A First Generation College Student’s First Year of College

By Stephanie Cuevas, Sophomore
University of California, Riverside

The transition from high school to college was a rather difficult one for me because no one in my family has ever gone to a four-year university and it was a drastic change in my life. I am very close to my family and moving out was not the easiest thing to do in the beginning.

When classes begun I had so much work and reading to do, and yet I was distracted by thinking about home and my friends. The highest point of my homesickness was spring quarter because my classes were difficult, I was more involved in school, and I got my first work-study job as well.

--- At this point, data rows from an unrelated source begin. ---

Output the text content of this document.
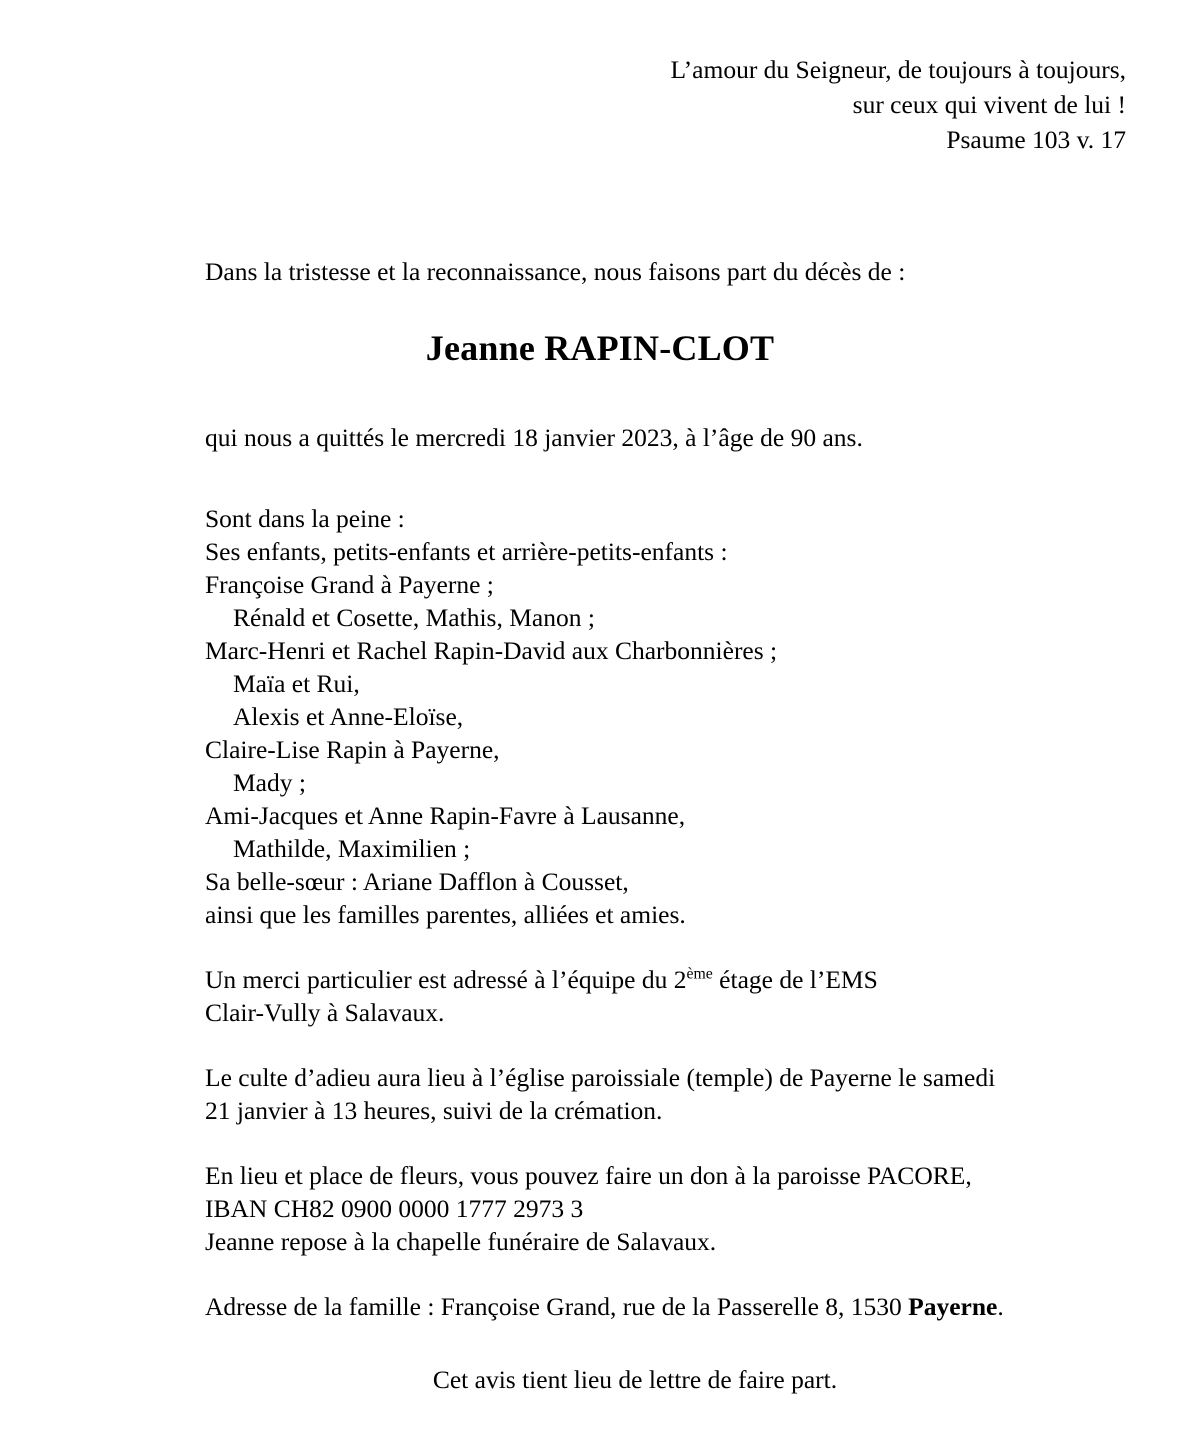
L’amour du Seigneur, de toujours à toujours,
sur ceux qui vivent de lui !
Psaume 103 v. 17

Dans la tristesse et la reconnaissance, nous faisons part du décès de :

Jeanne RAPIN-CLOT

qui nous a quittés le mercredi 18 janvier 2023, à l’âge de 90 ans.

Sont dans la peine :
Ses enfants, petits-enfants et arrière-petits-enfants :
Françoise Grand à Payerne ;
Rénald et Cosette, Mathis, Manon ;
Marc-Henri et Rachel Rapin-David aux Charbonnières ;
Maïa et Rui,
Alexis et Anne-Eloïse,
Claire-Lise Rapin à Payerne,
Mady ;
Ami-Jacques et Anne Rapin-Favre à Lausanne,
Mathilde, Maximilien ;
Sa belle-sœur : Ariane Dafflon à Cousset,
ainsi que les familles parentes, alliées et amies.
Un merci particulier est adressé à l’équipe du 2ème étage de l’EMS
Clair-Vully à Salavaux.
Le culte d’adieu aura lieu à l’église paroissiale (temple) de Payerne le samedi
21 janvier à 13 heures, suivi de la crémation.
En lieu et place de fleurs, vous pouvez faire un don à la paroisse PACORE,
IBAN CH82 0900 0000 1777 2973 3
Jeanne repose à la chapelle funéraire de Salavaux.
Adresse de la famille : Françoise Grand, rue de la Passerelle 8, 1530 Payerne.
Cet avis tient lieu de lettre de faire part.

The stress hit me hard that I was ready to go home and just stop everything that I was doing. What kept me going was my mom, literally and metaphorically because I think about how difficult her job is and how she does it everyday to support me and my brothers that it would not be fair to quit when she has never quit on us. She is my motivation to keep going no matter how difficult and stressful it can get.

Moving from Los Angeles to Riverside was a major environment change because it is a lot smaller and has very drastic weather. Riverside is not that far, but living with people other than Latinos is different because I grew up in an all Latino neighborhood so I went through little bit of a culture shock. It was exciting moving and living on my own because I was able to make my own decisions, take care of myself and not worry as much about others. It’s not easy and some people prefer not to leave the place where they grew up, but I encourage and love to motivate others to leave their place of comfort and explore this world. There is so much to do and so many places to visit, but many of my peers do not realize there is more out there than just Boyle Heights itself. When I talk to kids in high school I always tell them that moving out and dorming was one of the best decisions I have ever made. I have met people I would have never met at home, gone to visit new places in California, and have had unforgettable experiences. Going to a university does not just help you academically, but helps you grow personally and mentally as well.

I am done with my first year and am ready to start my second year at UC Riverside. I am excited because I will be living in my own apartment with close friends I met at school, I have a work-study tutoring job which I love doing, and am involved with my sorority, with a community service organization, and am a writer for an online magazine. What I do look forward to all the time is giving back to my community and doing volunteer work when I can. I love giving speeches to students because I want to let them know that there is more out there and that you don’t have to become a Hispanic stereotype which is to drop out and either join a gang or get pregnant as a teen. We all choose our paths but there are some paths that are more beneficial than others. Girls Today Women Tomorrow helped me mentally, financially, and most importantly personally. They were always there supporting my decisions and helping me since my junior year in high school. They were able to find scholarships, which meant I was able to get through my first year without loans. I also built friendships with girls and the staff and it made me feel comfortable being able to talk to them about anything freely and not worrying about feeling judged. I am thankful for all I have accomplished so far and will always stay determined to accomplish my goals and achieve all of my dreams."